MiR-181a-5p was identified as a serum biomarker predictive of early sorafenib response in HCC patients and the only independent factor for disease control and OS when analyzed before treatment [8]. A recent study reported the association between high miR-10b-3p serum basal levels and OS, but not progression-free survival (PFS), in sorafenib-treated HCC patients. An increase of miR-10b-3p in the low-level group after four weeks of sorafenib treatment agreed with a better response, paving the way for further investigations in a larger patient cohort [9]. Specifically, miR-10b-3p decreased in both tissues and sera of xenograft animals implanted with Huh7 cells resistant to sorafenib with respect to sensitive ones. Cyclin E1 targeting by miR-10b-3p was demonstrated as a molecular mechanism involved in cell aggressiveness and sorafenib resistance. In this regard miR-518d-5p, a member of the C19MC, showed higher levels in both tissue and serum specimens from HCC patients. In BCLC-C patients, high basal miR-518d-5p correlated with a shorter treatment duration and OS, suggesting its possible employment as a predictive biomarker of sorafenib resistance to be used in the setting of treatment choice. As for other C19MC, miR-518d-5p overexpression in cancer cells blocked mitochondrial-dependent apoptotic cell death through c-jun/PUMA targeting and enhanced sorafenib resistance by metabolic shift and by limiting oxidative stress and ROS production [10]. An interesting retrospective study in HBV-related HCCs that underwent sorafenib treatment documented the predictive potential of the hepato-specific miR-122 whose high basal levels correlated with increased PFS and OS at 12 and 24 weeks after treatment, whilst the low-level group associated with higher AFP and multifocality.
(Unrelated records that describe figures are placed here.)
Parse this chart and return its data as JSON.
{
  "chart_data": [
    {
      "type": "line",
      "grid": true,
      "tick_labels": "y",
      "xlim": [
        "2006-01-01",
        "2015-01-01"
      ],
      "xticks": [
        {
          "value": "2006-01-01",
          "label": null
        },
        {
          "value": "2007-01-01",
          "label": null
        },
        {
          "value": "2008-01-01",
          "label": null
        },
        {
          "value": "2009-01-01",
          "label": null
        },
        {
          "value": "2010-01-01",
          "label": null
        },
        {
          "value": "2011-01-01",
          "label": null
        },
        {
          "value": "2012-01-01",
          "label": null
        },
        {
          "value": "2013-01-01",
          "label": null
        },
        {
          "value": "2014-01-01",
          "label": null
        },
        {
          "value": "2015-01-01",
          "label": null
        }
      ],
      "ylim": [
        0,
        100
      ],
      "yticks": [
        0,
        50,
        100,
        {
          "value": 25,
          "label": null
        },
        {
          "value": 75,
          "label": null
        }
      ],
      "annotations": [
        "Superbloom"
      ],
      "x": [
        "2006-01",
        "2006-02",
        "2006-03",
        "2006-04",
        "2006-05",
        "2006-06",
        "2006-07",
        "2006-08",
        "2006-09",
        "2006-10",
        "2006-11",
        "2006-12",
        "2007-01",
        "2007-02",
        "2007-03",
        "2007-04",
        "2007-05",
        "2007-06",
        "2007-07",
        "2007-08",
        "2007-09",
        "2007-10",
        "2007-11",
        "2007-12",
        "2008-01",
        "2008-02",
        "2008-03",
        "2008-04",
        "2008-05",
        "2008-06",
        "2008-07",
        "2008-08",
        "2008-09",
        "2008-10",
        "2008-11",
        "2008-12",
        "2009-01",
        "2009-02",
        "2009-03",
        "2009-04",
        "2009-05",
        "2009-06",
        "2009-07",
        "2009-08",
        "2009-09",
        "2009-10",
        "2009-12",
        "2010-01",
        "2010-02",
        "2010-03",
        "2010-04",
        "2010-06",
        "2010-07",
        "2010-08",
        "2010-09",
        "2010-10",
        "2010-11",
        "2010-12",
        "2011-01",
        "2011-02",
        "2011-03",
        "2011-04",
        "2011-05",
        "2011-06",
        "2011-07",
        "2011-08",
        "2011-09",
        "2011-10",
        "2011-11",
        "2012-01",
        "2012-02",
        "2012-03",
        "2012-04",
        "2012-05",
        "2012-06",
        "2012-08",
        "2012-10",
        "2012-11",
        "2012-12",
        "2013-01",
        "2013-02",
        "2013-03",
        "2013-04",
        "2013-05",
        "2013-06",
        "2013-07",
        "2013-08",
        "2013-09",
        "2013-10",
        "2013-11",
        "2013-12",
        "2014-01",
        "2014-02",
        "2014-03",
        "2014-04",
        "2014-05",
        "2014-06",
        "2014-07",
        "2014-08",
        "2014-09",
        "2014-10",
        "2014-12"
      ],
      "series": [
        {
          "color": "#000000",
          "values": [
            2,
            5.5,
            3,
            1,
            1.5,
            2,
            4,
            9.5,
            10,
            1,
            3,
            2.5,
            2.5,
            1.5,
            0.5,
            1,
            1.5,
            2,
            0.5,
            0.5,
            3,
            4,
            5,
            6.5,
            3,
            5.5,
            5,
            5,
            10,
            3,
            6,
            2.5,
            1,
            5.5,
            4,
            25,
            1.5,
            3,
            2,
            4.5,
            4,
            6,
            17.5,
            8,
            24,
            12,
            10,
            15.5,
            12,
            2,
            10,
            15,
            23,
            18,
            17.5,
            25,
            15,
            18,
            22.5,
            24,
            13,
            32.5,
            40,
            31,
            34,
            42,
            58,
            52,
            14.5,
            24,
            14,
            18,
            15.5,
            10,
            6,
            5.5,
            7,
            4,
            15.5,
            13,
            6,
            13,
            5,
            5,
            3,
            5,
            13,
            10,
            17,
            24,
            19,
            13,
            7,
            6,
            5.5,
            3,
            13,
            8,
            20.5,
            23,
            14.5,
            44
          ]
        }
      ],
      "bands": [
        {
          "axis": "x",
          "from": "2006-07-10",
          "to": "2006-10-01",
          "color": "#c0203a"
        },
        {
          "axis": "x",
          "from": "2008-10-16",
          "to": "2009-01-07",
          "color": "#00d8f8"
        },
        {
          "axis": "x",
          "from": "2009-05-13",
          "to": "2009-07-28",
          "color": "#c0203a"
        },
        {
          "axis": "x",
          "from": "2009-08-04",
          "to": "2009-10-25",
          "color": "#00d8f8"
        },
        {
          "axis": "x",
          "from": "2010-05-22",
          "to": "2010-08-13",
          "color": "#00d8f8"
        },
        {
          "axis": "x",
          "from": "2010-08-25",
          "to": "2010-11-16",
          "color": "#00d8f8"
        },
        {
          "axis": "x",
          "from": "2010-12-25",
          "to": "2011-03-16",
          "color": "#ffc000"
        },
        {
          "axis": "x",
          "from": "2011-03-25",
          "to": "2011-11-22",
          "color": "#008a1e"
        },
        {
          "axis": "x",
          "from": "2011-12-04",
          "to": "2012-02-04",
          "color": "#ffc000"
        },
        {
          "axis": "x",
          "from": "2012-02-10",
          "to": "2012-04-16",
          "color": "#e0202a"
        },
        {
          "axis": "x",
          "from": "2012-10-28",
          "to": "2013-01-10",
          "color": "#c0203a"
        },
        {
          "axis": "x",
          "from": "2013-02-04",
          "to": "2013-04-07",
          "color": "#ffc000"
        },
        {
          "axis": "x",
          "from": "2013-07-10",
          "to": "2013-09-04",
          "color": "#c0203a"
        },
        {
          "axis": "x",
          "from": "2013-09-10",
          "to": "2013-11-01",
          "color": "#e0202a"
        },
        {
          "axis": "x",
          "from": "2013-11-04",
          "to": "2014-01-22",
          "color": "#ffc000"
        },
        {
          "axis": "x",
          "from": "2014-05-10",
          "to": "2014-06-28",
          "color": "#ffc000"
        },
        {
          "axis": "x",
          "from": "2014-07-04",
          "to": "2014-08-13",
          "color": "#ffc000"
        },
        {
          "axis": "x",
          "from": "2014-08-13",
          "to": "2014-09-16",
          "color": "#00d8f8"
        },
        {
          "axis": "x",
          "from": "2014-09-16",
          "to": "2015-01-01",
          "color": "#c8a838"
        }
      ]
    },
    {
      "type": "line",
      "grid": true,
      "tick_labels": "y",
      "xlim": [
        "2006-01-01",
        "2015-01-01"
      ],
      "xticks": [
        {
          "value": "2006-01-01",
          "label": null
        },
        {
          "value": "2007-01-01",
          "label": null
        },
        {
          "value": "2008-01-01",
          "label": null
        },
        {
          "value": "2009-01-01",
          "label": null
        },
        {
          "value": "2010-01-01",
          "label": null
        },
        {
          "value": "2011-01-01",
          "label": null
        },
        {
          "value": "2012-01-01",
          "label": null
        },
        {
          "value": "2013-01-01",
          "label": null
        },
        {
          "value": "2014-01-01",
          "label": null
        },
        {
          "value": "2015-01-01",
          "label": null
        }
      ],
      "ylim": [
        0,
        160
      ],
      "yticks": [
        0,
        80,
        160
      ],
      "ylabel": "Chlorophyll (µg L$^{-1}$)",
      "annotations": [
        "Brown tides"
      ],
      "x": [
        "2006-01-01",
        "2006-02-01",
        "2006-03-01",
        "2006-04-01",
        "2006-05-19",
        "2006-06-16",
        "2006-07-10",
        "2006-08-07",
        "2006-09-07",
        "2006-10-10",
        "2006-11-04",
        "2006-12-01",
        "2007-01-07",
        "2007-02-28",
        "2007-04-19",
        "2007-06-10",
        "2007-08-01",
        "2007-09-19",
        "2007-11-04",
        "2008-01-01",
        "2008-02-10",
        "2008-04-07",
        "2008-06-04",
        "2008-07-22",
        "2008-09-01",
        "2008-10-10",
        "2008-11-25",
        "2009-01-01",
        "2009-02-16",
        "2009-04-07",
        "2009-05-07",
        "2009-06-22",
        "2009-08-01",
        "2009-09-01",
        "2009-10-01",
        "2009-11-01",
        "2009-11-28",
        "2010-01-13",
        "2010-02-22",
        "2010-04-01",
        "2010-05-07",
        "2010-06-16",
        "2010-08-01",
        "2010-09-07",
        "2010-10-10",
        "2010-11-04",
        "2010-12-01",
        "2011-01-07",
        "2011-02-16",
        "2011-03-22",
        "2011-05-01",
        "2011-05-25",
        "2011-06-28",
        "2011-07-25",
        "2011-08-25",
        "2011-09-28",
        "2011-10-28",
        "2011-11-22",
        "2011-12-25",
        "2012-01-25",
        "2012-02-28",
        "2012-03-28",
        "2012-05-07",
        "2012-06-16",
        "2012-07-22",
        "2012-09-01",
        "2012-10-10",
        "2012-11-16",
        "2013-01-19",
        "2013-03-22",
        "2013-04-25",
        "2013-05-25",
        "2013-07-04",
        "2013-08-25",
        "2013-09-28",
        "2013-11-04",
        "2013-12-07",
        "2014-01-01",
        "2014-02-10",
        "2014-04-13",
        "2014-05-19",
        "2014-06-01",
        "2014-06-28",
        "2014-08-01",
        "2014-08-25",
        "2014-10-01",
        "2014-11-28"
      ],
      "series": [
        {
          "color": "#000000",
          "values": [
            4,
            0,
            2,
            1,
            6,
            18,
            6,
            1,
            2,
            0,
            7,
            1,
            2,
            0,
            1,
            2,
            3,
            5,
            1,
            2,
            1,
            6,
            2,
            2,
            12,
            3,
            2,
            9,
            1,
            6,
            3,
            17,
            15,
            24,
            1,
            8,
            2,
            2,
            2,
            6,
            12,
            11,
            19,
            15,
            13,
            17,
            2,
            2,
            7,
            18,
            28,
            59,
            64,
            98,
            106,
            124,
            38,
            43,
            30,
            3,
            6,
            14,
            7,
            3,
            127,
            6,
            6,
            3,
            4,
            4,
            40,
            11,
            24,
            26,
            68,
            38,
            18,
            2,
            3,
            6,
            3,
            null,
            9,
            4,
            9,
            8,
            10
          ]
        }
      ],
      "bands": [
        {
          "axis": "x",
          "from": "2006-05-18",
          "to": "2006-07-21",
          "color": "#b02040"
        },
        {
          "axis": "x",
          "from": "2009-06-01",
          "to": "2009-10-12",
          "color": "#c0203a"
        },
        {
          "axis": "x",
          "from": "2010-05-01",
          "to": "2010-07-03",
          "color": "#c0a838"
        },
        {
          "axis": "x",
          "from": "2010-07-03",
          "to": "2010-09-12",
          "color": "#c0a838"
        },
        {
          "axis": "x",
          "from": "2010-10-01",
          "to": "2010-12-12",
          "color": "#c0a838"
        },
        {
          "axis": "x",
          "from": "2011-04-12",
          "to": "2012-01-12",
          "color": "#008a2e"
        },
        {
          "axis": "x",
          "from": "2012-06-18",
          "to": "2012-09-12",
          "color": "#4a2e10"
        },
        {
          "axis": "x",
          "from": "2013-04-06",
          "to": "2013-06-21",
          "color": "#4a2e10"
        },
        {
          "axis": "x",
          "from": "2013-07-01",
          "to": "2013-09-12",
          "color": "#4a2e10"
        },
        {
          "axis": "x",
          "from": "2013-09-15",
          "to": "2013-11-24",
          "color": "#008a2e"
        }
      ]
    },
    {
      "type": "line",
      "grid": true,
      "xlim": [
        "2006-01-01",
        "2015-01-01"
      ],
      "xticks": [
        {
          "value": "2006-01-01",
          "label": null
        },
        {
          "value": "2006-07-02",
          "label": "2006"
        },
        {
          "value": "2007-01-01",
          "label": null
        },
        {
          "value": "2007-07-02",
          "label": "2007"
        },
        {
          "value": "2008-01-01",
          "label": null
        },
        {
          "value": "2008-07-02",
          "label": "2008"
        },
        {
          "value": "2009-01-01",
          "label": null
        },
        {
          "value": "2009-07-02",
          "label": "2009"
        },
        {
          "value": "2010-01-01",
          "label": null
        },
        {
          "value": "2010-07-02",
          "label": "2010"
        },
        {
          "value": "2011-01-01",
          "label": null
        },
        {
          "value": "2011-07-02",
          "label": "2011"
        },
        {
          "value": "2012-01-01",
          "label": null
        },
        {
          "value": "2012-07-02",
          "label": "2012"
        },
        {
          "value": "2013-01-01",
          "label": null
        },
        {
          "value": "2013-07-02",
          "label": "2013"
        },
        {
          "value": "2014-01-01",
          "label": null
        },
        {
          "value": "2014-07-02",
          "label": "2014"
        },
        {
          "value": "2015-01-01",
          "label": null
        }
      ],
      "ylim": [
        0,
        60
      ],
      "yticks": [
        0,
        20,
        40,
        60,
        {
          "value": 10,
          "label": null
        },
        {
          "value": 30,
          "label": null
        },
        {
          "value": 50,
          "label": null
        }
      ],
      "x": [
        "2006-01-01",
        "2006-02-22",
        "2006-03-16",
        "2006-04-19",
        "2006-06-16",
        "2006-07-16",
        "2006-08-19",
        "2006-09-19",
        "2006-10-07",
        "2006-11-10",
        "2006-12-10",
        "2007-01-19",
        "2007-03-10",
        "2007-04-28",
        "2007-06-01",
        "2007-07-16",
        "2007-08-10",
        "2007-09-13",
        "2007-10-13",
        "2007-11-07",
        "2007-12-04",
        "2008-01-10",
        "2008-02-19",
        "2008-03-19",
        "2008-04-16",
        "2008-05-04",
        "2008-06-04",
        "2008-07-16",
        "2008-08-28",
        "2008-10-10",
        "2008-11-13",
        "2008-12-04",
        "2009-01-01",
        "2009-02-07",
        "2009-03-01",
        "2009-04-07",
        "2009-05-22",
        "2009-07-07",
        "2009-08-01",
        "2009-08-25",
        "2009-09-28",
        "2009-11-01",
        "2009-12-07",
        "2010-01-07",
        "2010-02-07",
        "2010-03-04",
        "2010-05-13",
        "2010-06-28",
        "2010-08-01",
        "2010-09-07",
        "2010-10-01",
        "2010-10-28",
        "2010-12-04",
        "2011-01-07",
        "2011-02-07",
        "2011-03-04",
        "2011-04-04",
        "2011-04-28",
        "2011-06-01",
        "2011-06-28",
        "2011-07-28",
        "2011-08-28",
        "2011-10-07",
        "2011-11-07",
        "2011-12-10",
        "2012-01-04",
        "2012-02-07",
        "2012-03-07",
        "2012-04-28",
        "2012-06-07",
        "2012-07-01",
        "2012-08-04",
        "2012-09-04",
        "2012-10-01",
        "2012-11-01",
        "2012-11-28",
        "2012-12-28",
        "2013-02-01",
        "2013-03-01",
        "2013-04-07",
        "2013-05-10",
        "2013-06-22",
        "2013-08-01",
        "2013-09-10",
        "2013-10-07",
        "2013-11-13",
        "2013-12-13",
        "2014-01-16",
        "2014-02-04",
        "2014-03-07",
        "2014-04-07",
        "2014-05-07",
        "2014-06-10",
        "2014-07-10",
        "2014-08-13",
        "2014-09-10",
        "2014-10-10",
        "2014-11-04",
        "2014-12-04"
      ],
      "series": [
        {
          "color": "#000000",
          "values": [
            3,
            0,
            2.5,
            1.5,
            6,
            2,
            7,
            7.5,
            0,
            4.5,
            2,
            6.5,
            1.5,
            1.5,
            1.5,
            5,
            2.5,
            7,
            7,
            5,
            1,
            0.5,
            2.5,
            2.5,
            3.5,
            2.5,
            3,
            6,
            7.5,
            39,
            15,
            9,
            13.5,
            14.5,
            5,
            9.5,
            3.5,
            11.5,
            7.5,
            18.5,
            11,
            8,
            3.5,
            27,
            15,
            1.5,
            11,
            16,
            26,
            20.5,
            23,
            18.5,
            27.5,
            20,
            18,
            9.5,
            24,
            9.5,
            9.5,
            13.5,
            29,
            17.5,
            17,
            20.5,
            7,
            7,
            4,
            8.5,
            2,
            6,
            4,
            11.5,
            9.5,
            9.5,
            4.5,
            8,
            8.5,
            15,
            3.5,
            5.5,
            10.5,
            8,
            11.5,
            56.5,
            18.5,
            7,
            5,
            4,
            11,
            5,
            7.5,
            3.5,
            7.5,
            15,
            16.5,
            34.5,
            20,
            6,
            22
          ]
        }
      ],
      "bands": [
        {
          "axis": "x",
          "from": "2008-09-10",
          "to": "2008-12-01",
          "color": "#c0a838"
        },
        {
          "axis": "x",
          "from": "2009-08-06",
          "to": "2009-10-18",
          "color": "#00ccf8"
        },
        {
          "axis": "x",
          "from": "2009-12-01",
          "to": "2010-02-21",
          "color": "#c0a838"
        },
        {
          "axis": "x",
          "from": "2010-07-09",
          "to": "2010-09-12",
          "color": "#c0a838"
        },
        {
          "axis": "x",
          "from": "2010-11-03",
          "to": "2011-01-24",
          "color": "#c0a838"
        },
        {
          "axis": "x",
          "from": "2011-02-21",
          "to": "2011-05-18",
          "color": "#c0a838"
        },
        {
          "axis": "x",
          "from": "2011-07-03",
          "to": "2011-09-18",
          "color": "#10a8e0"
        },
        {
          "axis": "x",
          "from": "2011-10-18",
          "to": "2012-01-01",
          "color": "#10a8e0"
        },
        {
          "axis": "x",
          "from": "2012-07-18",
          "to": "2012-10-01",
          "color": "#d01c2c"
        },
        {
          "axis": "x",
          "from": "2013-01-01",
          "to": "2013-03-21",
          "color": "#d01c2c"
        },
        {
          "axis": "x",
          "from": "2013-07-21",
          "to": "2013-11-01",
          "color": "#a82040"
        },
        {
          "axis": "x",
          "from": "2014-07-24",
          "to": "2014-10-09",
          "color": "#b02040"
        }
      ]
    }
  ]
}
The innovative aspect of this study regards the sub-analysis within the high HBV-load group that showed the loss of the relationship between miR-122 levels and OS, suggesting viral load as a confounding factor to the identification of predictive biomarkers [11].

To sum up, circulating miRNAs hold promise as predictive biomarkers to support therapeutic decisions and personalized medicine. Further studies carried out with standardized analytical methodologies in larger patient cohorts with robust subgroup analyses might strengthen present findings (Table 1) and lead to the identification of new candidates.

Table 1

List of microRNAs with a predictive role in HCC

MIRNA	Therapeutic treatment	Sample	Baseline/on treatment analysis	MiRNA levels in patients with better response
miR-221	sorafenib	serum	baseline	lower
miR-221	sorafenib	serum	on treatment	higher
miR-30e-3p	sorafenib	serum	on treatment	lower
miR-30a	regorafenib	plasma	baseline	higher
miR-122	regorafenib	plasma	baseline	higher
miR-125b	regorafenib	plasma	baseline	higher
miR-200a	regorafenib	plasma	baseline	higher
miR-374b	regorafenib	plasma	baseline	higher
miR-15b	regorafenib	plasma	baseline	lower
miR-107	regorafenib	plasma	baseline	lower
miR-320	regorafenib	plasma	baseline	lower
miR-645	regorafenib	plasma	baseline	lower
miR-181a-5p	sorafenib	serum	baseline	higher
miR-10b-3p	sorafenib	serum	baseline	higher
miR-10b-3p	sorafenib	serum	on treatment	higher
miR-518d-5p	sorafenib	serum	baseline	lower
miR-122	sorafenib	serum	baseline	higher

The knowledge of molecular drivers of deregulated miRNAs, downstream pathways and feedback loops in which miRNAs are entangled, together with the characterization of cell types acting as producers of extracellular miRNAs and, at the same time, as targets of aberrantly expressed miRNAs would be pivotal to define the settings in which each miRNA might be more informative. Moreover, preclinical studies suggest that instead of a “one fits all” approach, interrogation of miRNAs in defined settings might add a relevant contribution to answer specific questions.